Why diving and flying is a bad idea, and why diving in a mountain lake can differ so much from diving in the ocean

Diving and flying don’t mix — standard scuba knowledge tells us not to dive and then fly within 24 hours. That advice could, in fact, be applied to avoid diving and altitude within 24 hours as well. And diving in the mountains, perhaps in a mountain lake, requires a separate certification course entirely. But why? The answer has to do with relative compression, which occurs when the base pressure to which we compare our depth while diving is something other than 1 bar or atmosphere.

At sea level, the ambient pressure — the pressure that we’re exposed to by the Earth’s atmosphere — is 1 bar. But go up into the mountains, and the pressure begins slowly dropping. Airplane and hot-air balloon pilots use complex equations to calculate the drop in atmospheric pressure as they ascend to various heights, but for divers, a simple table with typical ambient pressure at various elevations will do.

When the ambient pressure is lower than at sea level, the increase in pressure as we descend into water is relatively higher, because water maintains the same density whether at 0 feet above sea level or 2,000 feet above sea level. Descending to 10 meters, or 33 feet, in water still yields an increase of 1 bar of pressure. At sea level you begin with 1 bar at the surface, so at 33 feet, you’re at 2 bars, meaning you’ve doubled the pressure your body is subjected to. At 1 mile above sea level, roughly the elevation of Denver, Colorado, you’re at 5,280 feet, and you’re only exposed to 0.8 bars of pressure. But if you go diving in a nearby mountain lake, the total pressure at 33 feet is 1.8 bars — an increase of 125 percent.

As you ascend, the water pressure lessens as normal, but you experience a relatively sharp drop in total pressure when you surface, increasing the risk of decompression illness. Because of this, divers at altitude must use specific tables adjusted for the change in ambient pressure. Most dive computers also have an altitude setting.
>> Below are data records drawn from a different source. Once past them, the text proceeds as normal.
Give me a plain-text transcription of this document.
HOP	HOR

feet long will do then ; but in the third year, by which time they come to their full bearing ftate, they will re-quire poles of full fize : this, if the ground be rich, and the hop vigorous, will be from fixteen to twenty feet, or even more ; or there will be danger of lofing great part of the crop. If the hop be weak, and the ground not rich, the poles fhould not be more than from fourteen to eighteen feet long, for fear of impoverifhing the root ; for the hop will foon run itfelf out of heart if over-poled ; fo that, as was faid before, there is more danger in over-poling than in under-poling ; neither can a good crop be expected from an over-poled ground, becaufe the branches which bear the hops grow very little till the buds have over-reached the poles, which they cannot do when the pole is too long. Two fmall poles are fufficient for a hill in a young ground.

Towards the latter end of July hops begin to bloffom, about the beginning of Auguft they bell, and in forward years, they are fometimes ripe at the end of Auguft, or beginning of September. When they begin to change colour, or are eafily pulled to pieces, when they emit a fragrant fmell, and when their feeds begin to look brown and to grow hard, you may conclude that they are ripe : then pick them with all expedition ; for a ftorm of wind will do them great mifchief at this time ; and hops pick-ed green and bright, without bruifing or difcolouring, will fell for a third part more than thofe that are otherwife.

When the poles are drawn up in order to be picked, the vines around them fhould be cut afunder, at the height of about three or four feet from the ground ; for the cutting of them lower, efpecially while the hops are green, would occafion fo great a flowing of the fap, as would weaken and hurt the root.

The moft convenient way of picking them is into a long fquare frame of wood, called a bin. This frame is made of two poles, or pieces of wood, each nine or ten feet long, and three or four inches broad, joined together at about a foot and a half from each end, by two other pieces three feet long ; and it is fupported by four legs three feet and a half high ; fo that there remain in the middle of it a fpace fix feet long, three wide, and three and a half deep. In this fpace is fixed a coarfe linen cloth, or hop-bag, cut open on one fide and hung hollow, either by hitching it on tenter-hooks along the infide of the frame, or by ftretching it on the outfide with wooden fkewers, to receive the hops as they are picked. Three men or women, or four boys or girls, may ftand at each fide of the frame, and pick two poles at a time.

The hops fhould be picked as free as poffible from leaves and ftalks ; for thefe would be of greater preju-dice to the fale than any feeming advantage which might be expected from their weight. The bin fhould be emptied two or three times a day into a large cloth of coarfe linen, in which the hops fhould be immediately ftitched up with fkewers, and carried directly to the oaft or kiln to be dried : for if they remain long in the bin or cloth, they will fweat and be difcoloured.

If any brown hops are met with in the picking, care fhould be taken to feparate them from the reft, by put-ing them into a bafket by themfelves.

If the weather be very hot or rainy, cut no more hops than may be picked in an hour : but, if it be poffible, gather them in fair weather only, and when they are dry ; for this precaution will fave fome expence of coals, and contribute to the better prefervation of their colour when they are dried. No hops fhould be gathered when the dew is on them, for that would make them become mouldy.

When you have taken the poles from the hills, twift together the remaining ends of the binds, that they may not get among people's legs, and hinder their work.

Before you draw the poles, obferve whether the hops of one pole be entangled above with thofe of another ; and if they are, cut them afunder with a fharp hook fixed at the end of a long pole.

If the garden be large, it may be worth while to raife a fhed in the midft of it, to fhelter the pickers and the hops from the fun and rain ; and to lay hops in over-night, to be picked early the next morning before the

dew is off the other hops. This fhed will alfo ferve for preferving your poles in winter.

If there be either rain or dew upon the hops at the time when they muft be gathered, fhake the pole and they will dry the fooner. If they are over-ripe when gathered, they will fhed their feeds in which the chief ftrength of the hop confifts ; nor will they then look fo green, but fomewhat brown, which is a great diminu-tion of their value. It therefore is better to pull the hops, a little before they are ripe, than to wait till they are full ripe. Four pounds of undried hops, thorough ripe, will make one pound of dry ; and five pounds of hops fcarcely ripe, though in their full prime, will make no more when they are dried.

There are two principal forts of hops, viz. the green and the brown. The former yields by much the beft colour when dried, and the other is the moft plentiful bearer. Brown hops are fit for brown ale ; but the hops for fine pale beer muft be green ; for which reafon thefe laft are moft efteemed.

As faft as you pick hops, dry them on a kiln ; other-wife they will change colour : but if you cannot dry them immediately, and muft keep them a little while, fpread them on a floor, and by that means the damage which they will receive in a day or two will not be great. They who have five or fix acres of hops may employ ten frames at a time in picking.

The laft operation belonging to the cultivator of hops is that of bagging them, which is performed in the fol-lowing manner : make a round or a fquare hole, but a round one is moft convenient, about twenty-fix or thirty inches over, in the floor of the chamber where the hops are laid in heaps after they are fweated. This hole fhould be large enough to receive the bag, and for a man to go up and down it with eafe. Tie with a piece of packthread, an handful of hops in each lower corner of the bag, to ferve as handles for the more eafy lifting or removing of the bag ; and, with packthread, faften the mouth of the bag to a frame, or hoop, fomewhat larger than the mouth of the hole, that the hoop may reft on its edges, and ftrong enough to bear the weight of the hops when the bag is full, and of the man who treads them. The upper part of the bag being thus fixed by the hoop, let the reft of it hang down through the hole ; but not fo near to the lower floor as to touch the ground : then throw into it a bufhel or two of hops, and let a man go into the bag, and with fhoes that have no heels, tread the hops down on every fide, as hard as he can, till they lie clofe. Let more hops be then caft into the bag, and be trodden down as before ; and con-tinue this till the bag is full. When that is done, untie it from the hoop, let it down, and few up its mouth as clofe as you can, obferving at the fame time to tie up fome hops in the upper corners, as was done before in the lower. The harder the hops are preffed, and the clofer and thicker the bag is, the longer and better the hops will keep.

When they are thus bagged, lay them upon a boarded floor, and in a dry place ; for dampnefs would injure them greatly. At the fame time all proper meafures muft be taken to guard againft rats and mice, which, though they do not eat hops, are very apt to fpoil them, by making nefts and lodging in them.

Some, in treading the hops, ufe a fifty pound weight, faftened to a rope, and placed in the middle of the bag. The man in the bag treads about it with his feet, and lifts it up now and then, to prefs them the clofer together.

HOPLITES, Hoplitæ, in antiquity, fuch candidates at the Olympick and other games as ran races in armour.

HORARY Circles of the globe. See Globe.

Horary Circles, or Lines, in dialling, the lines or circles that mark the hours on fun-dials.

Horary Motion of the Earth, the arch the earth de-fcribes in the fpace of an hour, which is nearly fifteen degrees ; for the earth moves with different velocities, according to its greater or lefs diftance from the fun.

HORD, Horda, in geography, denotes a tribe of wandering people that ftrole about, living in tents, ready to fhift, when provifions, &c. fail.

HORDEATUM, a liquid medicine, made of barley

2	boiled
Even going for a drive or a hike in the mountains after a dive at sea level can be risky. By climbing to a greater altitude —anything higher than 300 meters or 1,000 feet is considered altitude — you create an increased pressure difference between the nitrogen in your tissues and your surroundings, forcing your body dispel the nitrogen faster, maybe too fast to do so safely, triggering decompression illness. It is possible to get decompression illness hours after your last dive, and many miles from the nearest dive site.

The same can be said for flying. Airplane cabins are pressurized to the equivalent of roughly 2,400 meters, or 7,800 feet of altitude, which can speed nitrogen off gassing to a point where the body can’t keep up. Bubbles form, and decompression illness occurs.

So the standard advice rings true: don’t fly or go beyond 300 meters or 1,000 feet for at least 24 hours after your last dive. And if you’re planning to dive in mountain lakes above 1,000 feet enroll in an altitude-diving course.